Unshakable Confidence; Immense Last-Hour Selling Pressure
This is an abridged version of our Daily Report.
Unshakable
Consumer Confidence rose in October despite a bad month for stocks. The S&P dropped more than 5%, and not only did Confidence hit more than a 1-year high, it’s well over 100. Forward returns here were decent in the medium- to long-term, with especially impressive results over the next year. But Confidence at a “1-year high” isn’t really that high of a hurdle. That could still mean a relatively low Confidence level, if it’s emerging from a low reading, like it was after the financial crisis.
But even a relatively high reading in Consumer Confidence in the face of falling stock prices is not an automatic sell signal - knee-jerk contrarianism is usually wrong-footed. Behavior like this has led to decent returns, but such a high Confidence level as we’re seeing now likely cancels that out.
Last hour collapse
Over the past 30 days, selling in the last hour of the trading day has been among the most severe in 35 years.

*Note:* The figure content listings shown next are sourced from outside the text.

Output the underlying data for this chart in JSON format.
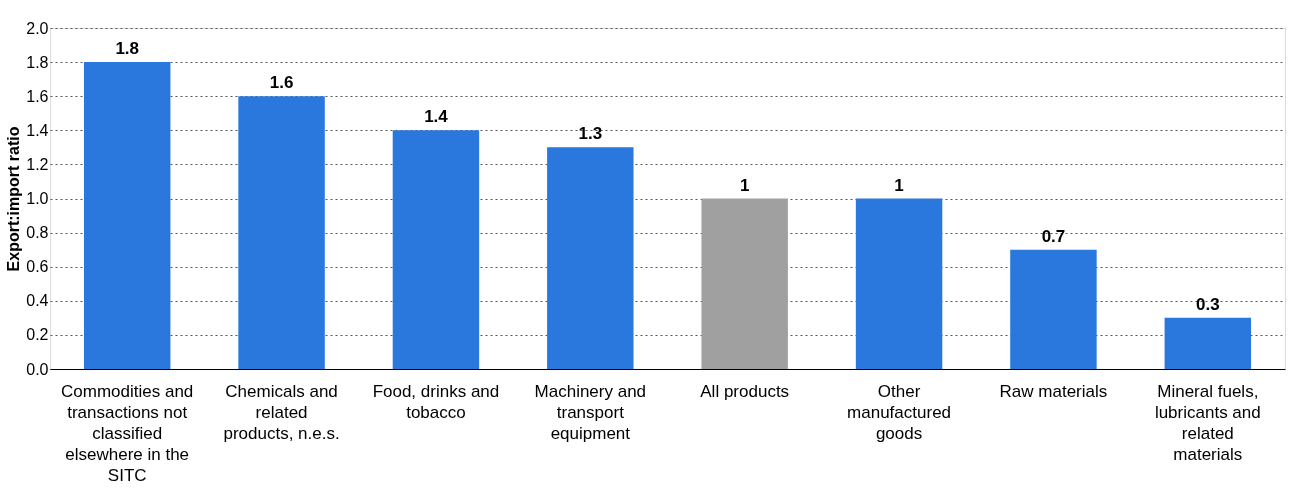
{
  "chart_data": {
    "type": "bar",
    "categories": [
      "Commodities and transactions not classified elsewhere in the SITC",
      "Chemicals and related products, n.e.s.",
      "Food, drinks and tobacco",
      "Machinery and transport equipment",
      "All products",
      "Other manufactured goods",
      "Raw materials",
      "Mineral fuels, lubricants and related materials"
    ],
    "values": [
      1.8,
      1.6,
      1.4,
      1.3,
      1,
      1,
      0.7,
      0.3
    ],
    "colors": [
      "#2a77de",
      "#2a77de",
      "#2a77de",
      "#2a77de",
      "#a0a0a0",
      "#2a77de",
      "#2a77de",
      "#2a77de"
    ],
    "ylabel": "Export:import ratio",
    "ylim": [
      0,
      2
    ],
    "yticks": [
      {
        "value": 0,
        "label": "0.0"
      },
      0.2,
      0.4,
      0.6,
      0.8,
      {
        "value": 1,
        "label": "1.0"
      },
      1.2,
      1.4,
      1.6,
      1.8,
      {
        "value": 2,
        "label": "2.0"
      }
    ],
    "grid": "y",
    "data_labels": true
  }
}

Since the 2009 bottom, only August 2011 can match what we’ve seen lately.
Other times it was this bad, stocks rebounded over the next month.
Wide spread
Since 1999, there have been 31 days, besides today, when Smart Money Confidence was above 70% and Dumb Money Confidence below 20%. All 31 closed higher a month later, averaging 6.5%.
Lotsa puts
The 10-day average of the Total Put/Call Ratio is above 1.15. The Backtest Engine shows there have been 154 days when it was this high, leading to a positive return in the S&P over the next two months after 138 of them, a 90% win rate.